Rob Allsopp
Rob Allsopp

Reputation: 3518

Multi-tempo/meter js DAW

Has anyone implemented a javascript audio DAW with multiple tempo and meter change capabilities like most of the desktop daws (pro tools, sonar, and the like)? As far as I can tell, claw, openDAW, and web audio editor don't do this. Drawing a grid meter, converting between samples and MBT time, and rendering waveforms is easy when the tempo and meter do not change during the project, but when they do it gets quite a bit more complicated. I'm looking for any information on how to accomplish something like this. I'm aware that the source for Audacity is available, but I'd love to not have to dig through an enormous pile of code in a language I'm not an expert in to figure this out.

Upvotes: 0

Views: 633

Answers (2)

rihan
rihan

Reputation: 121

web-based DAW solutions exists.web-based DAW's are seen as SaaS(Software as a Service) applications. They are lightweight and contain basic fundamental DAW features. For designing rich client applications(RCA) you should take a look at GWT and Vaadin.

I recommend GWT because it is mature and has reusable components and its also AJAX driven. Also here at musicradar site they have listed nine different browser based audio workstations.you can also refer to popcorn maker which is entirely javascript code.You can get some inspiration from there to get started.

Upvotes: 1

LetterEh
LetterEh

Reputation: 26696

You're missing the last step, which will make it easier.

All measures are relative to fractions of minutes, based on the time-signature and tempo.

The math gets a little more complex, now that you can't just plot 4/4 or 6/8 across the board and be done with it, but what you're looking at is running an actual time-line (whether drawn onscreen or not), and then figuring out where each measure starts and ends, based on either the running sum of a track's current length (in minutes/seconds), or based on the left-most take's x-coordinate (starting point) + duration...

or based on the running total of each measure's length in seconds, up to the current beat you care about.

var measure = { beats : 4, denomination : 4, tempo : 80 };

Given those three data-points, you should be able to say:

var measure_length = SECONDS_PER_MINUTE / measure.tempo * measure.beats;

Of course, that's currently in seconds. To get it in ms, you'd just use MS_PER_MINUTE, or whichever other ratio of minutes you'd want to measure by.
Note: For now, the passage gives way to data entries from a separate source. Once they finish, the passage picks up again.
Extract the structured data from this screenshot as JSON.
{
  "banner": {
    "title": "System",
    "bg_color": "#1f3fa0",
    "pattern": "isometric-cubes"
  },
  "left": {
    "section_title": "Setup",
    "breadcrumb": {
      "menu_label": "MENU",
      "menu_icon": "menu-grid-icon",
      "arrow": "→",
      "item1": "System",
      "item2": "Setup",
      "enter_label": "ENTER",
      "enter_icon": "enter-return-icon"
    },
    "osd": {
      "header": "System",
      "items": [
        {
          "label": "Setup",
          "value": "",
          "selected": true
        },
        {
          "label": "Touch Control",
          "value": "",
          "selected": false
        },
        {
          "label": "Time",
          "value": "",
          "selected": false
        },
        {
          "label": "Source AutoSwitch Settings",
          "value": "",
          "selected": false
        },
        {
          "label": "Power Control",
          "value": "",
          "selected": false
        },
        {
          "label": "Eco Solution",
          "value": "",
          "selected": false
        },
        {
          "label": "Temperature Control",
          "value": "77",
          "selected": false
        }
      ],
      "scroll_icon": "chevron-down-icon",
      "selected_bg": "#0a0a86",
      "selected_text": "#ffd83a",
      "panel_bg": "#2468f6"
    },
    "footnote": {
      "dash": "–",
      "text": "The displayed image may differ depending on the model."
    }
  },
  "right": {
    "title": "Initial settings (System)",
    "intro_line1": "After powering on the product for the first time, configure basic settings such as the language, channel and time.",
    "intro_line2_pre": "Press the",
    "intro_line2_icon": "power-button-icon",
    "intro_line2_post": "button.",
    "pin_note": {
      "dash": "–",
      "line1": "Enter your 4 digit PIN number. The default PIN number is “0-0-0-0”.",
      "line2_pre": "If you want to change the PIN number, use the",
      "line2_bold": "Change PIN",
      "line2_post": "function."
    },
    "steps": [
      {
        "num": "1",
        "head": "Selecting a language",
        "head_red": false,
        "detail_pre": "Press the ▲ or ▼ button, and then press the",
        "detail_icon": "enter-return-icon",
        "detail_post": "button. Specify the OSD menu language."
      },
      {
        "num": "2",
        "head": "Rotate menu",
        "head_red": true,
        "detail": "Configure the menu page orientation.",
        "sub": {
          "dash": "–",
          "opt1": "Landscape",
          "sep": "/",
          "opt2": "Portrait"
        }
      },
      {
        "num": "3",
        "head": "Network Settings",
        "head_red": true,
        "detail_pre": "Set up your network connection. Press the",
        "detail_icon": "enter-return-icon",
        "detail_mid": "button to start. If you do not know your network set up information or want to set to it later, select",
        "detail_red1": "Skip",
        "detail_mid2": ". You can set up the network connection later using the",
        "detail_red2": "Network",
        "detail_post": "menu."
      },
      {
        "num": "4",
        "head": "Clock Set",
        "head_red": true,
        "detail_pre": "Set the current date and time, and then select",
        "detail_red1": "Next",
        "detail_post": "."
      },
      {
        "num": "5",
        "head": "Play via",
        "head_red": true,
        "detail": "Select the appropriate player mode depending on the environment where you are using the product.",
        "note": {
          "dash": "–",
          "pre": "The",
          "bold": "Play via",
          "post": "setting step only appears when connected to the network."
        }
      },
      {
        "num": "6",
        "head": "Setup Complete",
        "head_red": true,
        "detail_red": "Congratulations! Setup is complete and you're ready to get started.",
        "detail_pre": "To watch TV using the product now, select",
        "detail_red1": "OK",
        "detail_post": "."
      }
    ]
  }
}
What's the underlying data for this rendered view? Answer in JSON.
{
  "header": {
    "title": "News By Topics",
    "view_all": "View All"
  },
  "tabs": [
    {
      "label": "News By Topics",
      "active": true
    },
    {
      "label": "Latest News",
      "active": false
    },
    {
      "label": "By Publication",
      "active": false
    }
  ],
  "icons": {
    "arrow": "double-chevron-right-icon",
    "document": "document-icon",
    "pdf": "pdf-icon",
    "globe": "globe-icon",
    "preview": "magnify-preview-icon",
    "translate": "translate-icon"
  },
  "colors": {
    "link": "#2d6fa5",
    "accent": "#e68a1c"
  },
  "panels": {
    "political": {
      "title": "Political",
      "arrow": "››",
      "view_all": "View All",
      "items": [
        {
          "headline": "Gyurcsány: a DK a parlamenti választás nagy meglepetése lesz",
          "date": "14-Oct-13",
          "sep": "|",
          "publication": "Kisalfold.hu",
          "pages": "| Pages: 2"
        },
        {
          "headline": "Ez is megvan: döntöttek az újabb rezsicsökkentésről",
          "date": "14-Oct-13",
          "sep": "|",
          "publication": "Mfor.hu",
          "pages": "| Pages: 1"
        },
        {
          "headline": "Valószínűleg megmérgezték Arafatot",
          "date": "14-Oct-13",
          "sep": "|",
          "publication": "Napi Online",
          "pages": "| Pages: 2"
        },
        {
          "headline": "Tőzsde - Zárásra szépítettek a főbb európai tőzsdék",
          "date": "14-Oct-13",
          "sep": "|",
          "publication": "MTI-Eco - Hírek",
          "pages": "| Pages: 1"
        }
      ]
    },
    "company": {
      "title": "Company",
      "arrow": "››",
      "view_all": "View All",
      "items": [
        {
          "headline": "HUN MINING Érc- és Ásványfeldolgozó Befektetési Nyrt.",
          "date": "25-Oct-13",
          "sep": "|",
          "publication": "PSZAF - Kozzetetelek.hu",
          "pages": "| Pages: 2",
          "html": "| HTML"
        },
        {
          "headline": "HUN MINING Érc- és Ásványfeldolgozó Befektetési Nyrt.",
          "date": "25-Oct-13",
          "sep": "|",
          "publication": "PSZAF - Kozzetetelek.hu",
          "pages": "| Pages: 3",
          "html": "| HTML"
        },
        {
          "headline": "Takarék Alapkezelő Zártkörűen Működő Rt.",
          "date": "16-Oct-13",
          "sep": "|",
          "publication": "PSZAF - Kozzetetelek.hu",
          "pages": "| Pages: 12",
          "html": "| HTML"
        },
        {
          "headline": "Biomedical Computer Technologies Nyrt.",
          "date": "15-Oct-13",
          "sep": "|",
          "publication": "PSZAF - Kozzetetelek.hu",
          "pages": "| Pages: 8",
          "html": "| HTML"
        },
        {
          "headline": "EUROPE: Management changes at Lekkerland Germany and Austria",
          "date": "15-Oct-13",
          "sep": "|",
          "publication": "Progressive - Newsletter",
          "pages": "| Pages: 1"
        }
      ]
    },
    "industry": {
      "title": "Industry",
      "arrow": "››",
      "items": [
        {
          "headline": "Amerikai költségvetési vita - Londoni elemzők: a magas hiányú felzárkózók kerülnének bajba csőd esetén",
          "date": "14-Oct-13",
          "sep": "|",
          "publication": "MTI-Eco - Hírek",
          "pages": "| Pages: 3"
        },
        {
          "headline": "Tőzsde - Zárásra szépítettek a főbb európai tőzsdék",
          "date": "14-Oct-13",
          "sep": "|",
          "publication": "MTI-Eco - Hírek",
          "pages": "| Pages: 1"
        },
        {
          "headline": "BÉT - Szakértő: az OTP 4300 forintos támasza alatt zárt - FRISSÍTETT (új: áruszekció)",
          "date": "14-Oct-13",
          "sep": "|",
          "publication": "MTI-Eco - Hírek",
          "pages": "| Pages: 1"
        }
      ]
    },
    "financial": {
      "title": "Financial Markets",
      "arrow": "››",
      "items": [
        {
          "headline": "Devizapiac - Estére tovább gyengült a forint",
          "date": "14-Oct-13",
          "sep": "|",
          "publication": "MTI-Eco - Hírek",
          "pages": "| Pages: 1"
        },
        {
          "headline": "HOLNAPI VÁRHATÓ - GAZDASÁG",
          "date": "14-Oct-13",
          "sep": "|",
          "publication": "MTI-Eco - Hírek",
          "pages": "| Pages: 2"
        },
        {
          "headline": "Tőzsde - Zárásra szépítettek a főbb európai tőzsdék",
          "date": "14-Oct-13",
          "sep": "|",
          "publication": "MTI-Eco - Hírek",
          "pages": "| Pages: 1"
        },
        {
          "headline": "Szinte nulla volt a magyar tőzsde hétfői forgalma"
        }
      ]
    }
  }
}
current_position + measure_length === start_of_next_measure;

You've now separated out each dimension required to allow you to calculate each measure on the fly.

Positioning each measure on the track, to match up with where it belongs on the timeline is as simple as keeping a running tally of where X is (the left edge of the measure) in ms (really in screen-space and project-coordinates, but ms can work fine for now).

var current_position     =   0,
    current_tempo        = 120,
    current_beats        =   4,
    current_denomination =   4,
    measures = [ ];

measures.forEach(function (measure) {
    if (measure.tempo !== current_tempo) {
        /* draw tempo-change, set current_tempo */
        /* draw time-signature */
    }
    if (measure.beats        !== current_beats ||
        measure.denomination !== current_denomination) {
        /* set changes, draw time-signature */
    }
    draw_measure(measure, current_position);
    current_position = MS_PER_MINUTE / measure.beats * measure.tempo;
});

Drawing samples just requires figuring out where you're starting from, and then sticking to some resolution (MS/MS*4/Seconds).

The added benefit of separating out the calculation of the time is that you can change the resolution of your rendering on the fly, by changing which time-scale you're comparing against (ms/sec/min/etc), so long as you re-render the whole thing, after scaling.

The rabbit hole goes deeper (for instance, actual audio tracks don't really care about measures/beats, though quantization-processes do), so to write a non-destructive, non-linear DAW, you can just set start-time and duration properties on views into your audio-buffer (or views into view-buffers of your audio buffer).
Those views would be the non-destructive windows that you can resize and drag around your track.

Then there's just the logic of figuring out snaps -- what your screen-space is, versus project-space, and when you click on a track's clip, which measure, et cetera, you're in, to do audio-snapping on resize/move.

Of course, to do a 1:1 recreation of ProTools in JS in the browser would not fly (gigs of RAM for one browser tab won't do, media capture API is still insufficient for multi-tracking, disk-writes are much, much more difficult in browser than in C++, in your OS of choice, et cetera), but this should at least give you enough to run with.

Let me know if I'm missing something.